At any given point of time we probably have 30 different academic collaborations, both in the United States and abroad, to test cortisol modulation platform in a wide range of diseases. Ranging, as you point out, from psychiatric diseases like post traumatic stress disorder or alcohol abuse, to metabolic disorders like fatty liver disease, even to an ophthalmologic disorder called central serous retinopathy.

And you were also correct that these are investigator run studies where we had donated our medication and expertise for the whatever that's worth. But highly motivated academic investigators are really working on this project. And you are also correct that some of these important studies are now coming to a conclusion now. Again, I always have to give the caveat, these are studies which are not in our hands and so we are a little bit at arms length as to exactly when they will conclude.

But just as an example, the post traumatic stress disorder which is being run by the VA system lead investigators at the Bronx VA, has now completed its enrollment, and we expect to actually have results of that study with the next six months. So that's a good example of something which is going to come forward. Very important disease, really good reason why this form of treatment might actually be effective. We'll obviously turn that card over and see where it is and it's pretty soon. Other diseases are marching along the same way. As an example the ophthalmologic disease that I mentioned to you, central serous retinopathy. We expect to conclude enrollment by the first quarter of next year and have results shortly after.

So I tend not to emphasize these because they are a little distance from us in terms of time, but we do keep score of all of them, and I know Alan and I have always appreciated that you particularly follow this. Because I really do think it's potentially an important part of our own development program. We really consider this tonight might be, I hope not for Chicago fans, the last night of the World Series. But for baseball fans out there, this is a very, very important farm system to us that allows us to bring as we did with the oncology programs, very productive and positive programs that run in academic centers in house for us to complete

Thanks

Tazeen Ahmad.

Hello guys, this is Peter on for Tazeen, congrats on the good quarter and thanks for taking my question. You indicated that for 125134, you fully expect a Phase III trial. Does that mean that there's potential for the space to being a pivotal trial and what kind of results would you expect from the Phase II that might expedite an approval process? Thank you

Sure, thanks for the question. I think -- as I said, I don't want to repeat my answer in full before but this is a clinical program where, cross our fingers, we have a high degree of confidence that this drug works the way we think it works. On the other hand, unlike when we brought Korlym forward when there was no drug approved for Cushing's syndrome, we actually now have quite an effective drug available for Cushing's syndrome.

Now, course as I've talked about, Korlym does have progesterone antagonism, it does have the notoriety as the abortion pill, and I think that CORT125134, again, fingers crossed, is going to prove to be a significant advance beyond Korlym.
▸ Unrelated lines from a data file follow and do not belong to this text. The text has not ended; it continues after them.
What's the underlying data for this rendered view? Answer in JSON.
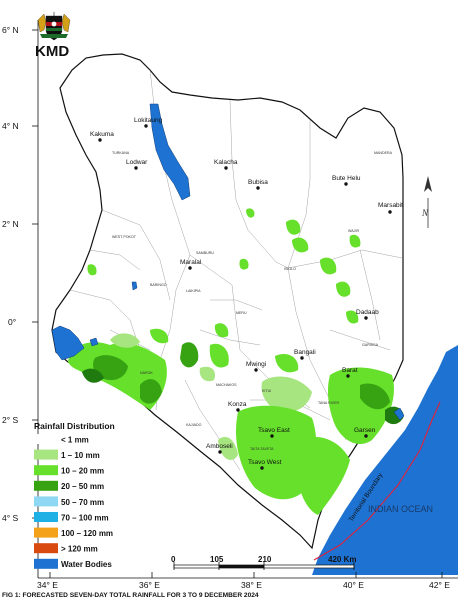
{
  "logo": {
    "text": "KMD",
    "colors": {
      "black": "#111111",
      "red": "#b3121a",
      "green": "#1b6b2a",
      "gold": "#d4a017"
    }
  },
  "lat_labels": [
    "6° N",
    "4° N",
    "2° N",
    "0°",
    "2° S",
    "4° S"
  ],
  "lon_labels": [
    "34° E",
    "36° E",
    "38° E",
    "40° E",
    "42° E"
  ],
  "towns": [
    {
      "name": "Kakuma"
    },
    {
      "name": "Lokitaung"
    },
    {
      "name": "Lodwar"
    },
    {
      "name": "Kalacha"
    },
    {
      "name": "Bubisa"
    },
    {
      "name": "Bute Helu"
    },
    {
      "name": "Marsabit"
    },
    {
      "name": "Maralal"
    },
    {
      "name": "Dadaab"
    },
    {
      "name": "Bangali"
    },
    {
      "name": "Mwingi"
    },
    {
      "name": "Barat"
    },
    {
      "name": "Konza"
    },
    {
      "name": "Tsavo East"
    },
    {
      "name": "Garsen"
    },
    {
      "name": "Amboseli"
    },
    {
      "name": "Tsavo West"
    }
  ],
  "county_labels": [
    "TURKANA",
    "MANDERA",
    "WEST POKOT",
    "SAMBURU",
    "ISIOLO",
    "WAJIR",
    "BARINGO",
    "LAIKIPIA",
    "MERU",
    "GARISSA",
    "KITUI",
    "MACHAKOS",
    "NAROK",
    "KAJIADO",
    "TANA RIVER",
    "TAITA TAVETA"
  ],
  "ocean": {
    "label": "INDIAN OCEAN",
    "color": "#1e73d2"
  },
  "boundary": {
    "label": "Territorial Boundary",
    "color": "#e0203a"
  },
  "scale_bar": {
    "ticks": [
      "0",
      "105",
      "210",
      "420 Km"
    ]
  },
  "legend": {
    "title": "Rainfall Distribution",
    "items": [
      {
        "label": "< 1 mm",
        "color": "#ffffff"
      },
      {
        "label": "1 – 10 mm",
        "color": "#a6e57f"
      },
      {
        "label": "10 – 20 mm",
        "color": "#66e02a"
      },
      {
        "label": "20 – 50 mm",
        "color": "#37a313"
      },
      {
        "label": "50 – 70 mm",
        "color": "#8fd8f3"
      },
      {
        "label": "70 – 100 mm",
        "color": "#1fb0e6"
      },
      {
        "label": "100 – 120 mm",
        "color": "#f5a21b"
      },
      {
        "label": "> 120 mm",
        "color": "#d84a10"
      },
      {
        "label": "Water Bodies",
        "color": "#1e73d2"
      }
    ]
  },
  "caption": "FIG 1: FORECASTED SEVEN-DAY TOTAL RAINFALL FOR 3 TO 9 DECEMBER 2024"
}
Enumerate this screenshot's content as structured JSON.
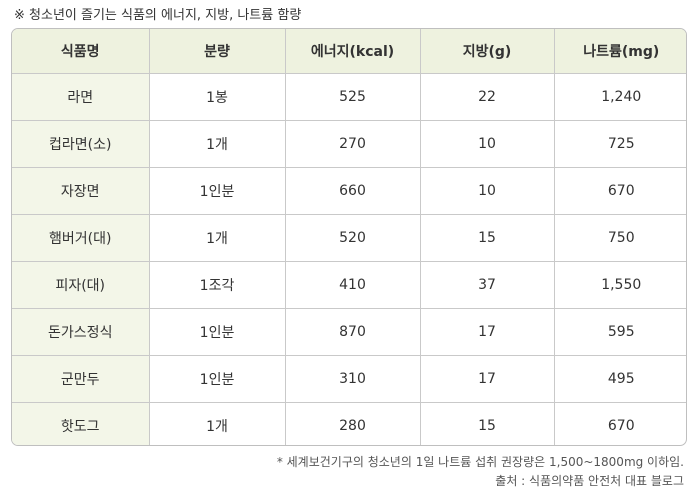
{
  "caption": "※ 청소년이 즐기는 식품의 에너지, 지방, 나트륨 함량",
  "table": {
    "headers": [
      "식품명",
      "분량",
      "에너지(kcal)",
      "지방(g)",
      "나트륨(mg)"
    ],
    "rows": [
      [
        "라면",
        "1봉",
        "525",
        "22",
        "1,240"
      ],
      [
        "컵라면(소)",
        "1개",
        "270",
        "10",
        "725"
      ],
      [
        "자장면",
        "1인분",
        "660",
        "10",
        "670"
      ],
      [
        "햄버거(대)",
        "1개",
        "520",
        "15",
        "750"
      ],
      [
        "피자(대)",
        "1조각",
        "410",
        "37",
        "1,550"
      ],
      [
        "돈가스정식",
        "1인분",
        "870",
        "17",
        "595"
      ],
      [
        "군만두",
        "1인분",
        "310",
        "17",
        "495"
      ],
      [
        "핫도그",
        "1개",
        "280",
        "15",
        "670"
      ]
    ]
  },
  "footnote": "* 세계보건기구의 청소년의 1일 나트륨 섭취 권장량은 1,500~1800mg 이하임.",
  "source": "출처 : 식품의약품 안전처 대표 블로그",
  "colors": {
    "header_bg": "#eef2df",
    "first_col_bg": "#f3f6e8",
    "border": "#c9c9c9"
  }
}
On the other hand I don't want any investors counting on the minimal program to approval, although of course we will make our best case to the FDA. I think you just have to sort a keep both of those things in mind at the same time, is that we think this drug has great promise, but we don't want anyone to really get ahead of theirselves. Because we think that the fact that Korlym is in the market and works so well gives -- in some sense reduces the need for an immediate approval and so we'll just have to play that out as it goes along.

Great, thank you.

Sure. Thank you very much for all of your questions, and really look forward to talking to you next quarter and really hope the rest of the year is very productive for you, thanks.

Thank you, ladies and gentlemen. This concludes today's conference, thank you for participating and you may now disconnect.